Queremos que a nossa coleção online seja relevante e que os nossos educadores a reutilizem para os seus programas de aprendizagem. Estamos a trabalhar na forma como pode tornar-se algo de que todos beneficiamos em todo o setor dos museus, uma coleção em linha que podemos utilizar nos nossos programas e, claro, algo de que o visitante público gosta. Estamos a explorar possibilidades como a marcação, a criação da sua própria galeria e a ligação a outras coleções.
Que alterações espera ver na Casa da História Europeia em resultado da sua nova abordagem digital?
Esperamos ver um salto em frente na nossa capacidade de nos envolvermos com uma diversidade de públicos. Trata-se de contar as nossas histórias de forma diferente e de garantir que dispomos dos instrumentos adequados para o efeito.
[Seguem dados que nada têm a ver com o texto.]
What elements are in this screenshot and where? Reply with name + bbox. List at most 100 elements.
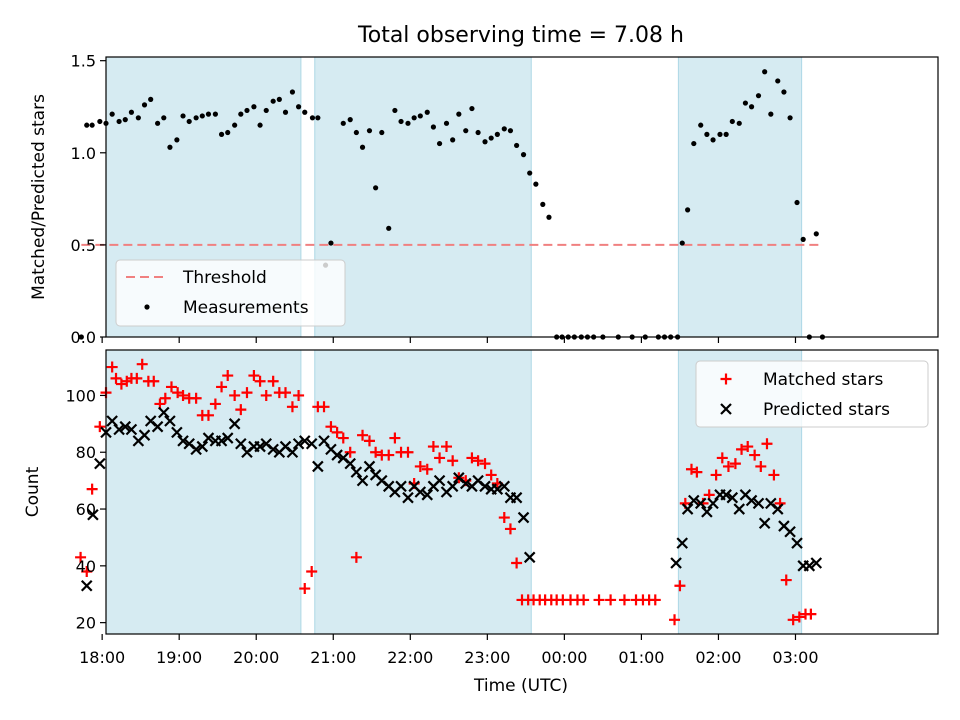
predicted-star-point xyxy=(221,432,234,444)
measurement-point xyxy=(193,115,199,121)
predicted-star-point xyxy=(228,418,241,430)
predicted-star-point xyxy=(254,440,266,453)
measurement-point xyxy=(238,111,244,117)
observing-window-shade xyxy=(677,56,803,338)
y-tick-label: 60 xyxy=(76,500,96,519)
measurement-point xyxy=(755,93,762,99)
matched-star-point xyxy=(75,551,87,563)
measurement-point xyxy=(768,111,774,117)
measurement-point xyxy=(186,118,192,125)
matched-star-point xyxy=(722,460,734,472)
predicted-star-point xyxy=(395,480,407,493)
measurement-point xyxy=(710,137,716,143)
predicted-star-point xyxy=(803,560,816,572)
matched-star-point xyxy=(209,398,221,410)
matched-star-point xyxy=(768,469,780,481)
predicted-star-point xyxy=(758,517,771,530)
predicted-star-point xyxy=(113,423,125,436)
measurement-point xyxy=(800,236,806,242)
measurement-point xyxy=(704,131,710,137)
matched-star-point xyxy=(749,449,761,461)
measurement-point xyxy=(78,334,84,340)
count-axes-frame xyxy=(105,349,939,635)
measurement-point xyxy=(251,104,257,110)
predicted-star-point xyxy=(694,497,707,510)
predicted-star-point xyxy=(318,435,330,447)
predicted-star-point xyxy=(196,440,209,453)
measurement-point xyxy=(135,115,141,121)
measurement-point xyxy=(199,113,205,119)
observing-window-shade xyxy=(105,349,302,635)
predicted-star-point xyxy=(267,443,279,456)
predicted-star-point xyxy=(745,494,758,507)
measurement-point xyxy=(424,109,430,115)
legend-box xyxy=(115,259,346,327)
legend-measurement-swatch xyxy=(144,304,150,310)
matched-star-point xyxy=(793,611,805,623)
measurement-point xyxy=(430,124,437,130)
predicted-star-point xyxy=(491,483,504,495)
predicted-star-point xyxy=(363,460,376,473)
measurement-point xyxy=(270,98,276,104)
matched-star-point xyxy=(736,443,748,455)
measurement-point xyxy=(257,122,263,128)
matched-star-point xyxy=(106,361,118,373)
measurement-point xyxy=(417,113,423,119)
measurement-point xyxy=(212,111,218,117)
measurement-point xyxy=(469,105,475,112)
measurement-point xyxy=(691,140,697,147)
predicted-star-point xyxy=(670,557,682,569)
x-tick-label: 02:00 xyxy=(695,648,741,667)
matched-star-point xyxy=(504,523,516,535)
matched-star-point xyxy=(235,404,247,416)
matched-star-point xyxy=(649,594,661,606)
predicted-star-point xyxy=(235,437,247,450)
predicted-star-point xyxy=(119,420,132,433)
ratio-axes-frame xyxy=(105,56,939,338)
measurement-point xyxy=(392,107,398,114)
predicted-star-point xyxy=(344,457,356,470)
measurement-point xyxy=(386,225,392,231)
predicted-star-point xyxy=(791,537,803,549)
matched-star-point xyxy=(267,375,279,387)
matched-star-point xyxy=(293,389,305,401)
observing-window-shade xyxy=(314,56,532,338)
measurement-point xyxy=(289,89,296,95)
predicted-star-point xyxy=(138,429,151,441)
measurement-point xyxy=(717,131,723,137)
predicted-star-point xyxy=(726,491,739,504)
measurement-point xyxy=(794,199,800,206)
matched-star-point xyxy=(286,401,298,413)
measurement-point xyxy=(174,137,180,143)
x-tick-label: 19:00 xyxy=(156,648,202,667)
measurement-point xyxy=(787,115,793,121)
measurement-point xyxy=(742,100,749,106)
y-tick-label: 1.0 xyxy=(71,144,96,163)
y-tick-label: 100 xyxy=(65,386,96,405)
measurement-point xyxy=(463,128,469,134)
measurement-point xyxy=(302,109,308,115)
y-tick-label: 20 xyxy=(76,614,96,633)
measurement-point xyxy=(411,115,417,121)
matched-star-point xyxy=(466,452,478,464)
x-tick-label: 03:00 xyxy=(772,648,818,667)
legend-threshold-label: Threshold xyxy=(182,268,267,288)
ratio-panel: 0.0 0.5 1.0 1.5 Matched/Predicted stars Thr… xyxy=(29,52,939,347)
matched-star-point xyxy=(383,449,395,461)
measurement-point xyxy=(282,109,289,115)
predicted-star-point xyxy=(94,457,106,470)
predicted-star-point xyxy=(510,491,523,504)
ratio-x-ticks xyxy=(101,337,797,343)
matched-star-point xyxy=(306,566,318,578)
measurement-point xyxy=(546,214,552,220)
measurement-point xyxy=(540,201,546,207)
measurement-point xyxy=(309,115,316,121)
measurement-point xyxy=(450,137,456,143)
measurement-point xyxy=(729,118,735,125)
measurement-point xyxy=(405,120,411,126)
predicted-star-point xyxy=(810,557,823,569)
measurement-point xyxy=(263,107,269,114)
measurement-point xyxy=(122,117,128,123)
matched-star-point xyxy=(787,614,799,626)
matched-star-point xyxy=(344,446,356,458)
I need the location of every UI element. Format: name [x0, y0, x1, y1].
Por exemplo, para a nossa exposição temporária sobre a história dos resíduos na Europa, que abrirá em 2023, estamos a trabalhar na exposição física, bem como num sítio Web no qual qualquer pessoa que não possa vir à exposição em Bruxelas pode experimentá-la. Temos uma parceria com cerca de 10 museus na Europa que contribuirão com conteúdos e coorganizarão atividades. O conteúdo em linha será uma oferta única e abrangente para o público digital. E dá a estas exposições uma vida após a morte - o que é uma coisa nova que temos de construir e incluir no nosso trabalho sistematicamente.
Como aborda a estratégia o reforço das capacidades em matéria de competências digitais?
Uma coisa que queremos fazer é tentar utilizar o saber-fazer na instituição – somos um museu ligado ao Parlamento Europeu onde já existem conhecimentos, oportunidades de formação e colegas com conhecimentos especializados em matéria de participação digital. E estamos a tentar recrutar pessoas que tenham essas competências e conhecimentos digitais, ou que sejam formadas em humanidades digitais, que é um campo interessante que combina a história e o digital.
Pensando especificamente na transformação digital nos museus, analisamos as ofertas de redes como a Europeana, a ICOM e a NEMO e certificamo-nos de que estamos representados nesses museus. Para além do seu dia-a-dia de trabalho, tem de se comprometer com tempo para a formação e há muito disponível no momento para museus. E, finalmente, a transformação digital que estamos a passar informa também novos recrutamentos na nossa equipa de museus.